Just by looking at the numbers, the Budget for health seems promising. The total allocation for the department of health and family welfare (HFW) has increased by about 16%, which could be seen as a substantial hike considering there was hardly any year-on-year expansion during the previous term of this government. The total budget for the department for 2019-20 is Rs 62,659.12 crore, compared to the BE of Rs 52,800 last year. The budget for health is also not highly different from what was presented in the interim budget.
While many hoped otherwise, some issues that plague the health sector have still not received adequate attention.
In the recent electoral campaign, health was among the major issues raised by the ruling party, with the BJP projecting health both as an achievement (with the launch of Ayushman Bharat) and as a priority for future. Further, considering that the Budget comes at the heels of the death of more than 150 children due to the ongoing encephalitis crisis in Bihar, there was expected to be a greater focus on health.
These deaths were entirely preventable and highlighted the failures of the public health system and the urgent need to strengthen the delivery of healthcare, especially at the primary level. The importance of paying attention to nutrition and sanitation was also underscored.
However, the present government’s strategy for health continues to be more biased towards the Pradhan Mantri Jan Arogya Yojana (PMJAY), which basically provides insurance coverage for hospitalisation. The big increase within the health budget has been for PMJAY, from Rs 2,400 crores to Rs 6,400 crores. On the one hand, it has been pointed out earlier that this is probably not enough even to cover the Central government’s share towards premium charges for PMJAY, on the other, the inappropriateness of such a strategy for the health situation in India has also been widely written about.
Concerns have been raised about the limited potential of PMJAY towards reducing out-of-pocket expenditure. It is also feared that the scheme will divert resources away from strengthening public health systems and towards the private sector.
What one hoped for was greater allocations towards the National Health Mission (NHM) and other interventions that would strengthen the public healthcare system.
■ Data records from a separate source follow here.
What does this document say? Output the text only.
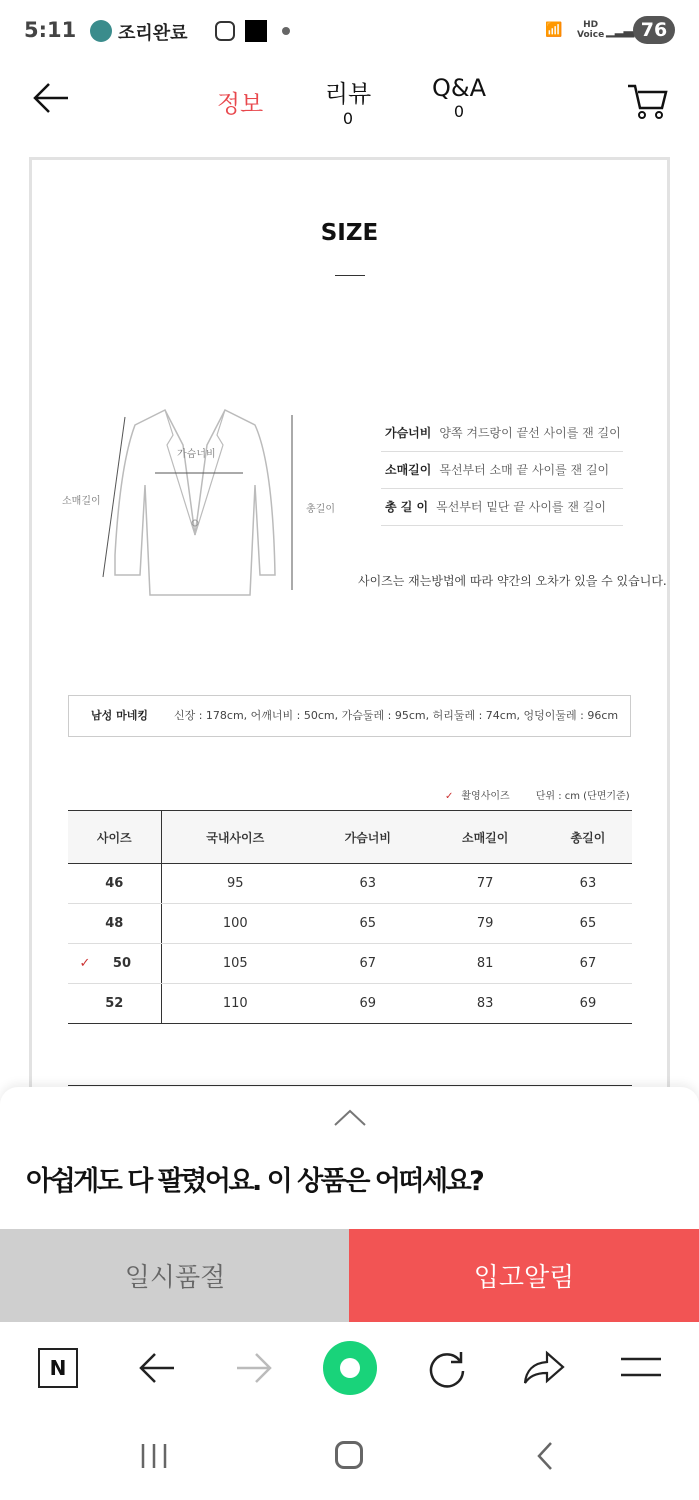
5:11 조리완료	📶	HD
Voice ▁▂▃ 76
정보	리뷰
0
Q&A
0
SIZE
가슴너비
소매길이
총길이
가슴너비 양쪽 겨드랑이 끝선 사이를 잰 길이
소매길이 목선부터 소매 끝 사이를 잰 길이
총 길 이 목선부터 밑단 끝 사이를 잰 길이
사이즈는 재는방법에 따라 약간의 오차가 있을 수 있습니다.
남성 마네킹 신장 : 178cm, 어깨너비 : 50cm, 가슴둘레 : 95cm, 허리둘레 : 74cm, 엉덩이둘레 : 96cm
✓ 촬영사이즈	단위 : cm (단면기준)
사이즈	국내사이즈	가슴너비	소매길이	총길이
46	95	63	77	63
48	100	65	79	65
✓ 50	105	67	81	67
52	110	69	83	69
아쉽게도 다 팔렸어요. 이 상품은 어떠세요?
일시품절	입고알림
N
The health and wellness centres (HWCs), which are part of the Ayushman Bharat package, continue to get very little support with the budget increasing only by around Rs 350 crores from the revised budget for 2018-19 (from Rs 999.96 crore to Rs 1,349.97 crores) for rural areas and by Rs 50 crores for urban areas.
According to a press release from the health ministry, only 8,030 HWCs were operational by February 4. Under Ayushman Bharat, the plan is to set up 1,50,000 such centres – while it is understandable that this cannot be achieved in one year, such a meagre increase in the budget allocation indicates a very slow pace in which this expansion is envisaged.
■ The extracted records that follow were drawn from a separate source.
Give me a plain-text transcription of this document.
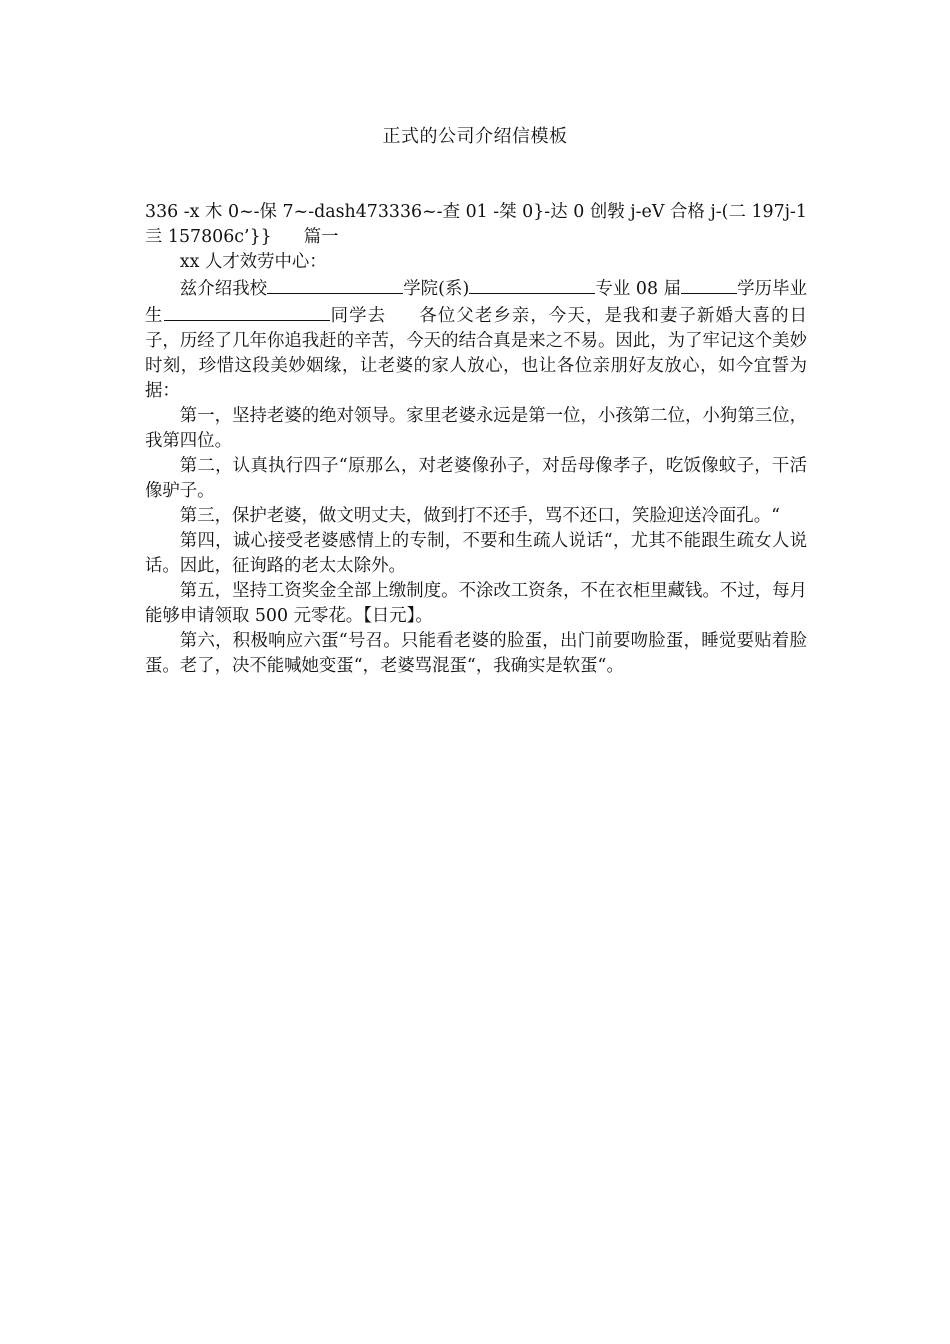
正式的公司介绍信模板

336 -x 木 0~-保 7~-dash473336~-查 01 -桀 0}-达 0 创斅 j-eV 合格 j-(二 197j-1 亖 157806c’}} 篇一

xx 人才效劳中心：

兹介绍我校	学院(系)	专业 08 届	学历毕业生	同学去 各位父老乡亲，今天，是我和妻子新婚大喜的日子，历经了几年你追我赶的辛苦，今天的结合真是来之不易。因此，为了牢记这个美妙时刻，珍惜这段美妙姻缘，让老婆的家人放心，也让各位亲朋好友放心，如今宜誓为据：

第一，坚持老婆的绝对领导。家里老婆永远是第一位，小孩第二位，小狗第三位，我第四位。

第二，认真执行四子“原那么，对老婆像孙子，对岳母像孝子，吃饭像蚊子，干活像驴子。

第三，保护老婆，做文明丈夫，做到打不还手，骂不还口，笑脸迎送冷面孔。“

第四，诚心接受老婆感情上的专制，不要和生疏人说话“，尤其不能跟生疏女人说话。因此，征询路的老太太除外。

第五，坚持工资奖金全部上缴制度。不涂改工资条，不在衣柜里藏钱。不过，每月能够申请领取 500 元零花。【日元】。

第六，积极响应六蛋“号召。只能看老婆的脸蛋，出门前要吻脸蛋，睡觉要贴着脸蛋。老了，决不能喊她变蛋“，老婆骂混蛋“，我确实是软蛋“。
Such a modest increase is not even enough to double the number of HWCs from 8,000 to 16,000. HWCs are the main intervention to improve access to primary health care, the lack of which was so sadly felt during the Bihar epidemic.
Therefore, although there is an overall increase in the health budget, the required urgency that needs to be shown in the health sector is missing. If the government is to reach its budgetary objective of spending at least 2.5% of GDP on health by 2022 (according to the NHP 2017), then the rate at which the allocations are increased also needs to be accelerated.
Nutrition for women and children
A related issue is the allocations for the nutrition schemes for women and children. Health outcomes are closely linked to nutrition status and this is another area where the improvements in outcomes in India need to be better. Here again, what we see is a mixed bag – the allocation for the ‘Umbrella ICDS’ has gone up from RE of Rs 23,356.50 crore in 2018-19 to Rs 27,584.37 crore. Much of this increase is under the ‘anganwadi services’ (from Rs 17,890 crores to Rs 19,834.37 crores) and the National Nutrition Mission (from Rs 30,61.30 to Rs 34,00.00).
While once again, these are heads under which an increase in allocation was required, the amount is not enough. The increase in ‘anganwadi services’ will most likely be barely enough to cover the enhanced honorariums to anganwadi workers and helpers (which are still at very low levels) with not much available for improving the supplementary nutrition given to children or to improve the infrastructure in anganwadi centres, leave alone providing for additional workers.
Under the ‘Umbrella ICDS,’ two schemes which are critical both from the perspective of women’s rights as workers as well as improving childcare and nutrition – the Pradhan Mantri Matru Vandana Yojana (PMMVY) and the National Creche Scheme – continue to be neglected. The revised budget for 2018-19 for PMMVY was Rs 1,200 crore, a decline Rs 2,400 crore – which was the budget estimate, showing that the scheme has not taken off.
In 2019-20, once again the allocation is only Rs 2,500 crore, whereas a letter written to the finance minister last year by 60 economists recommended that the full-fledged implementation of this scheme requires Rs 8,000 crore in the Union Budget. The budget for the creche scheme has been reduced from Rs 128.39 crore to Rs 50 crore. So, although there are some overall increases, this Budget does very little for the most vulnerable populations such as women working in the informal sector or their young children.
It is time the government recognised that something drastic needs to be done for health and nutrition in the country, and these routine half-hearted efforts are just not enough.
Dipa Sinha teaches at Ambedkar University Delhi.